Prime Minister Scott Morrison unveiled Australia’s plans during a virtual address to the Bengaluru Tech Summit, saying technology is at the forefront of the comprehensive strategic partnership he signed with Prime Minister Narendra Modi last year.
The new consulate will focus on deepening Australia’s ties with “India’s vibrant innovators, technologists and entrepreneurs” and support Australian businesses in “one of the world’s most important commercial centres”, foreign minister Marise Payne said in a statement.
The new centre of excellence will elevate cooperation under an existing cyber and critical technology partnership and bring together Australian and Indian technologists, policy practitioners, academics, researchers and thought leaders, she said.
“It is a multi-stakeholder initiative that will help guide the responsible development and use of critical technologies,” Payne said.
Over the past year, India and Australia have stepped up cooperation on emerging and critical technologies both bilaterally and in partnership with Japan and the US, the other members of the Quadrilateral Security Dialogue or Quad. Much of this work is focused on lowering reliance on Chinese technologies and building secure and reliable supply chains.
A group established by the Quad has been working to set standards and forge closer collaboration on critical and sensitive technologies such as AI and 5G. India and Australia are also collaborating on the use of rare earth elements.
Noting that the consulate in Bengaluru will take the number of Australian missions in India to five, Morrison said the post will deepen ties with innovators and the government. “Bengaluru is the world’s fastest growing technology hub – of course, we want to be part of it. It is home to a third of India’s unicorn companies,” he said.

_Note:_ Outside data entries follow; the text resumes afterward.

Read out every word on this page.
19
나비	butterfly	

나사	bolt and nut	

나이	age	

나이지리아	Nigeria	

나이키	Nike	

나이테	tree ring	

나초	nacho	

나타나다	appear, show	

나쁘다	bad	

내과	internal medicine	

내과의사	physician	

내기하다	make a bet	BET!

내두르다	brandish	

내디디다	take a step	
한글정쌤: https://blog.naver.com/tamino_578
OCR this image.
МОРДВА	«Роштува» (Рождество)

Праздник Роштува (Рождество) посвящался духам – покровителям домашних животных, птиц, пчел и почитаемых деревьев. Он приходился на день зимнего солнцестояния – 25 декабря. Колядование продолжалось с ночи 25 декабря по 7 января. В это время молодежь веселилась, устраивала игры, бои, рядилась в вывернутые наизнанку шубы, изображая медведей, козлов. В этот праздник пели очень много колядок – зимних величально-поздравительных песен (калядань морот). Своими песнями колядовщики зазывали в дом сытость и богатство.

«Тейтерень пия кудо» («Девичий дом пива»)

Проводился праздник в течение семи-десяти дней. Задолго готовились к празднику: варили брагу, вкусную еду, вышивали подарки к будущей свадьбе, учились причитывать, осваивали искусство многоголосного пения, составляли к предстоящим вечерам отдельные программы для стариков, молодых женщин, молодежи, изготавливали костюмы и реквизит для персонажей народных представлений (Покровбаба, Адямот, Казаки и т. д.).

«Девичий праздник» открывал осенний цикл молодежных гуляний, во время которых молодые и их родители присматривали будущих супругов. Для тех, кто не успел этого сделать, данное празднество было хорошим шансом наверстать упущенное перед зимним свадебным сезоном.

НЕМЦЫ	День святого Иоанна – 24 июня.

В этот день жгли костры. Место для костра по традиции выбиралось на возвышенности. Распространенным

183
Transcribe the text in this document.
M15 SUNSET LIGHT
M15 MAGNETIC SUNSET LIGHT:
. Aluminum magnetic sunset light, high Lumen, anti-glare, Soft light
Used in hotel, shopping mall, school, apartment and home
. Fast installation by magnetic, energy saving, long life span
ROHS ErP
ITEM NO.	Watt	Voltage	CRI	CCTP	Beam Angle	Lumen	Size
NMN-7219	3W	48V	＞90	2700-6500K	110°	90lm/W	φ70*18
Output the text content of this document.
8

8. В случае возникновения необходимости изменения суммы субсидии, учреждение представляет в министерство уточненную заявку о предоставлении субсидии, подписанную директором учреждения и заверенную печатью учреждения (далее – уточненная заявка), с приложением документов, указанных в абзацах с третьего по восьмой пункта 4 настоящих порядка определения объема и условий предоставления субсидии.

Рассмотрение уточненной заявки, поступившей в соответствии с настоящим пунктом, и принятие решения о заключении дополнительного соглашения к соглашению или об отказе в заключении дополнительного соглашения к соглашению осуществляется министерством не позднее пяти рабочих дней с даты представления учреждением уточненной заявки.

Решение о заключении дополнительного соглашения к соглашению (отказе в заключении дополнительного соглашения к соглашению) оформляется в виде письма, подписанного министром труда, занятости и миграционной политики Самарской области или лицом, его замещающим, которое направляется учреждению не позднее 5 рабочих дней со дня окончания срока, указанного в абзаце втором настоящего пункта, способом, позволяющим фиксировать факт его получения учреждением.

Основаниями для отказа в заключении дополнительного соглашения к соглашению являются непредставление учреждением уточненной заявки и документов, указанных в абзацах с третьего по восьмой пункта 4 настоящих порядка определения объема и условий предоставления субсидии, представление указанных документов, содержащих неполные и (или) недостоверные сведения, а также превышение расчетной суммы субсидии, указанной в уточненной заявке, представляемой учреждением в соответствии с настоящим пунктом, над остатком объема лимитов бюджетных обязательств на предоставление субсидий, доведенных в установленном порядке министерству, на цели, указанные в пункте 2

The centre of excellence, he said, will help the two countries “shape technology governance so it aligns with our values and supports an open, inclusive and resilient Indo-Pacific region”.
The centre will also promote investment and innovation between Australia and India in technology and “amplify our policy influence globally”, he said.
Morrison referred to the launch of the first Sydney Dialogue, which is a global summit on emerging and critical technologies, and said the event will witness the unveiling of Australia’s first “blueprint for critical technologies”.
“This signals Australia’s firm commitment to shaping the development and adoption of critical technologies internationally, including by working with trusted partners like India,” he said.
Morrison also referred to the work currently being done by Australia and India in the field of technology, and said technology-leading nations will have greater economic and political power and influence on global norms and values in the years ahead.
The two sides are sharing expertise on cyber and critical technologies such as quantum computing and AI, and collaborating on the mining and processing of critical minerals such as cobalt, lithium and rare earth elements that are vital to clean energy technologies and have military applications.
“We’re also cooperating on space science, technology, and research – and Australia is proud to be supporting India’s inspirational Gaganyaan human spaceflight mission,” he said.